Она лежала на животе на наклонной ветке, подпирала подбородок одной рукой и нагло грызла последнюю булку Кубы. Все в девушке было каким-то водянистым, бесцветным до ужаса. И волосы, и глаза, и свободная, просвечивающая нижняя юбка. Она лениво помахивала лодыжками, глядела на Кубу не то с интересом, не то с насмешкой и совершенно не переживала из-за надвигающейся грозы.
– Ты кто? – спросил паренек, потому что не мог вспомнить такую девушку ни в одной деревне.
Она ничего не ответила, лишь продолжала обгрызать булку со всех сторон, как яблоко.
А потом начался дождь. В первые мгновенья капало не сильнее, чем от церковного кропила, а затем с неба хлынули обильные свинцовые потоки. Якуб под ивой весь сжался, втянул голову в плечи, а девушка, хихикая, спрыгнула с дерева и убежала в ливень. Волосы и сорочка липли к ее телу, и у Кубы пересохло в горле, как от слишком крепкого чая. Он стоял и мок, мок и мок. Ивы не давали почти никакой защиты. Промокнув донельзя, до последней нитки, Куба медленно поплелся к корчме.
К тому времени как он добрался, дождь заметно поредел, а потом и вовсе прекратился. Пахло тишиной и мокрой землей.
Сказывают, что такой девушки не было и быть не могло, но в это Куба никогда не верил.

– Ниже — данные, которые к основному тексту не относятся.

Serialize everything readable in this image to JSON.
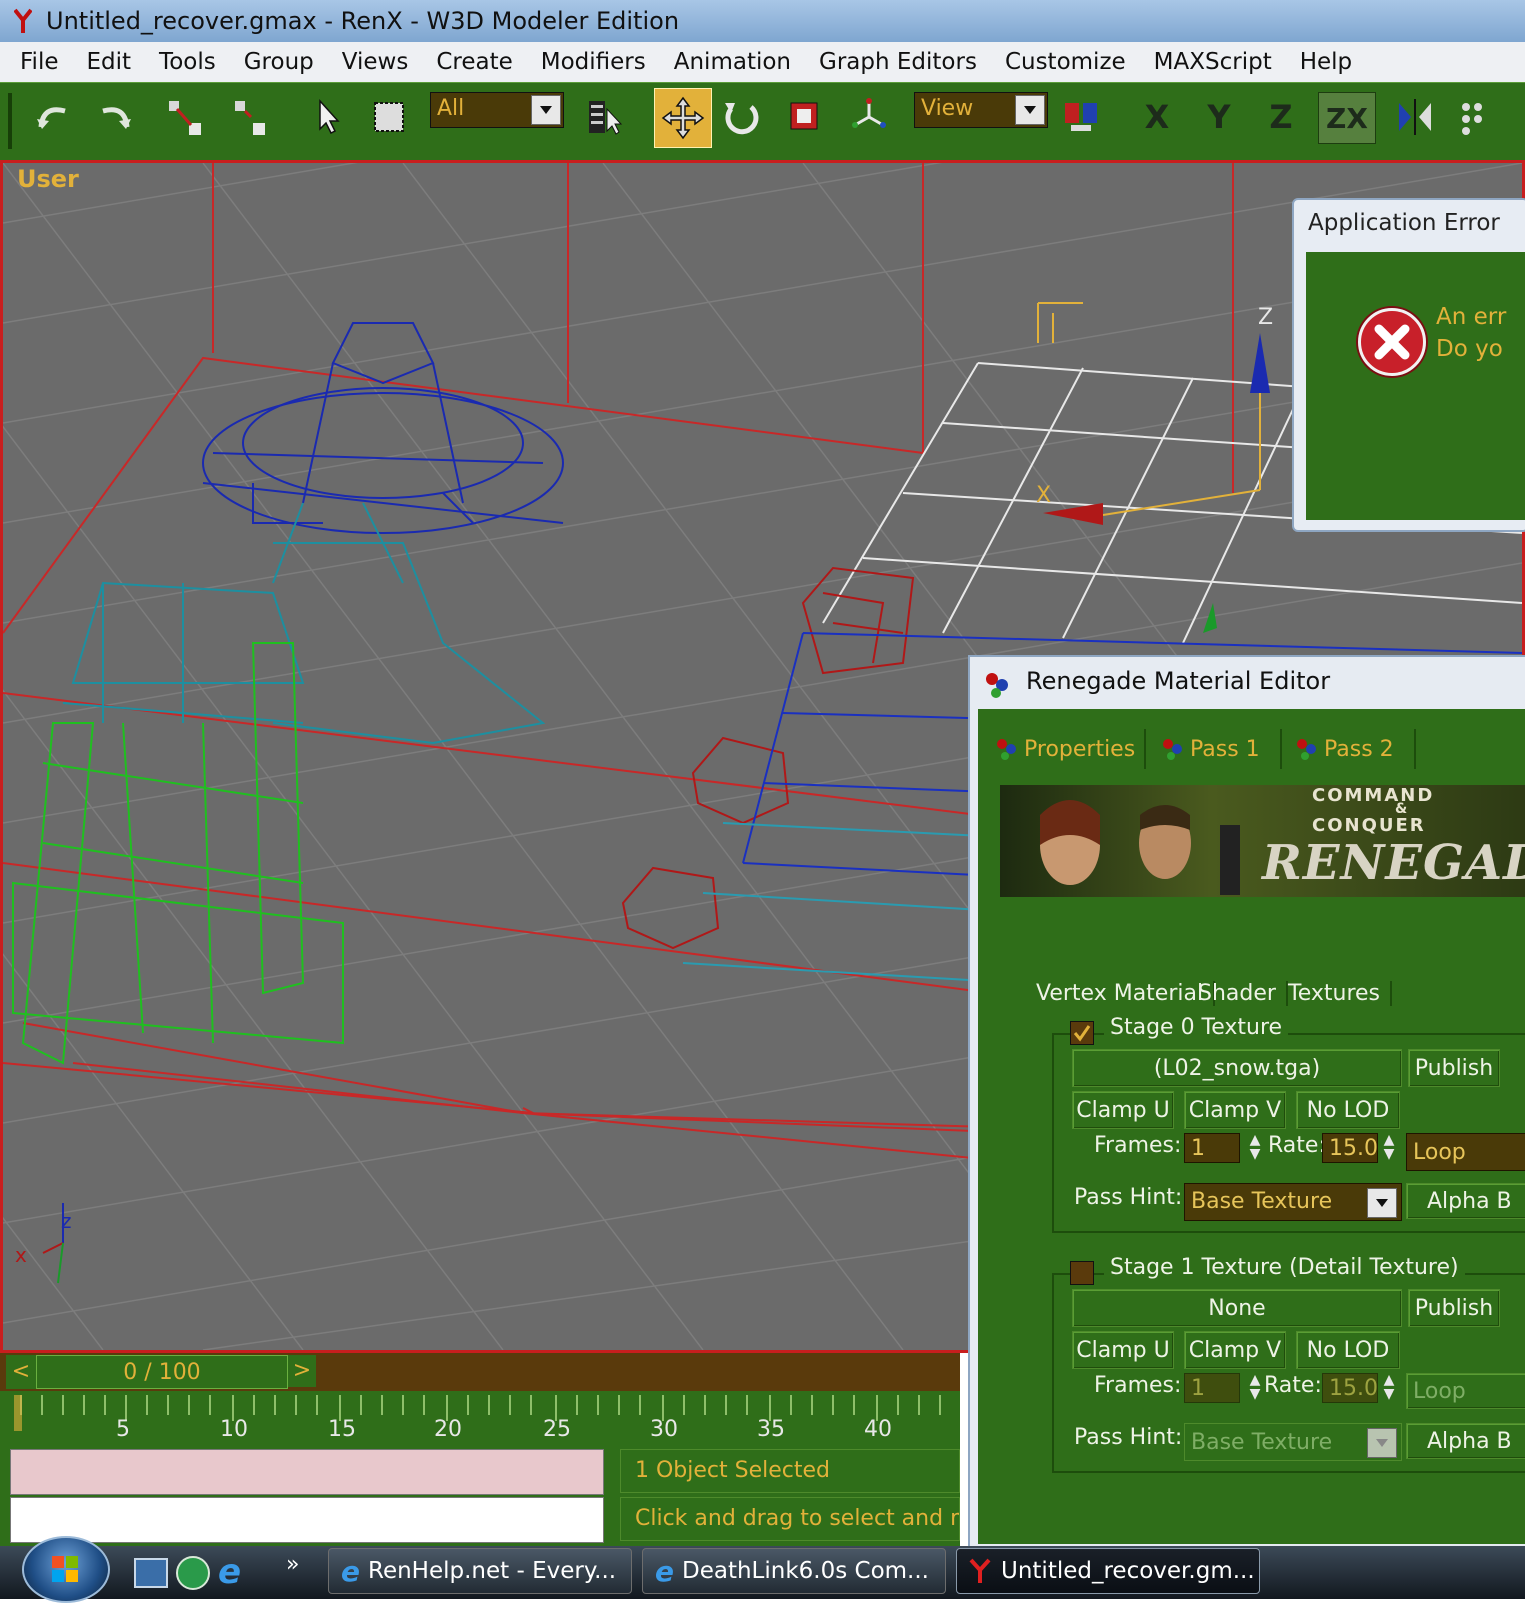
{
  "window": {
    "title": "Untitled_recover.gmax - RenX - W3D Modeler Edition"
  },
  "menu": [
    "File",
    "Edit",
    "Tools",
    "Group",
    "Views",
    "Create",
    "Modifiers",
    "Animation",
    "Graph Editors",
    "Customize",
    "MAXScript",
    "Help"
  ],
  "toolbar": {
    "selection_filter": "All",
    "coord_system": "View",
    "axes": [
      "X",
      "Y",
      "Z",
      "ZX"
    ]
  },
  "viewport": {
    "label": "User",
    "axis_labels": {
      "z": "z",
      "x": "x"
    },
    "gizmo_labels": {
      "z": "Z",
      "x": "X"
    }
  },
  "timeline": {
    "frame": "0 / 100",
    "prev": "<",
    "next": ">",
    "ticks": [
      "5",
      "10",
      "15",
      "20",
      "25",
      "30",
      "35",
      "40"
    ]
  },
  "status": {
    "selected": "1 Object Selected",
    "prompt": "Click and drag to select and move o"
  },
  "app_error": {
    "title": "Application Error",
    "line1": "An err",
    "line2": "Do yo"
  },
  "material_editor": {
    "title": "Renegade Material Editor",
    "tabs": [
      "Properties",
      "Pass 1",
      "Pass 2"
    ],
    "banner": {
      "line1": "COMMAND",
      "amp": "&",
      "line2": "CONQUER",
      "line3": "RENEGADE"
    },
    "subtabs": [
      "Vertex Material",
      "Shader",
      "Textures"
    ],
    "stage0": {
      "title": "Stage 0 Texture",
      "file": "(L02_snow.tga)",
      "publish": "Publish",
      "clamp_u": "Clamp U",
      "clamp_v": "Clamp V",
      "no_lod": "No LOD",
      "frames_label": "Frames:",
      "frames": "1",
      "rate_label": "Rate:",
      "rate": "15.0",
      "loop": "Loop",
      "pass_hint_label": "Pass Hint:",
      "pass_hint": "Base Texture",
      "alpha": "Alpha B"
    },
    "stage1": {
      "title": "Stage 1 Texture (Detail Texture)",
      "file": "None",
      "publish": "Publish",
      "clamp_u": "Clamp U",
      "clamp_v": "Clamp V",
      "no_lod": "No LOD",
      "frames_label": "Frames:",
      "frames": "1",
      "rate_label": "Rate:",
      "rate": "15.0",
      "loop": "Loop",
      "pass_hint_label": "Pass Hint:",
      "pass_hint": "Base Texture",
      "alpha": "Alpha B"
    }
  },
  "taskbar": {
    "chevron": "»",
    "items": [
      "RenHelp.net - Every...",
      "DeathLink6.0s Com...",
      "Untitled_recover.gm..."
    ]
  },
  "colors": {
    "green_ui": "#2f6e19",
    "viewport_bg": "#6b6b6b",
    "accent_orange": "#e2b13a",
    "error_red": "#c8202a"
  }
}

На следующий день он кое-как переделал всю работу, что была у Кольмана, и ранним вечером сбежал из корчмы к ивам-апостолам. По дороге в церковном саду он нарвал для девицы красной смородины, крупной и сладкой от солнца.
Девушка была на прежнем месте. Как и вчера, она лежала на ивовой ветке на животе. Она лениво играла с цветком мальвы, крутила его между пальцами, вставляла в волосы, вынимала, грызла лепестки, вертела в руках. Куба медленно приблизился к ней, как подходят к испуганной лошади, но девушка вовсе не собиралась пугаться. Она лишь взглянула на паренька с каким-то звериным любопытством. Как безумная.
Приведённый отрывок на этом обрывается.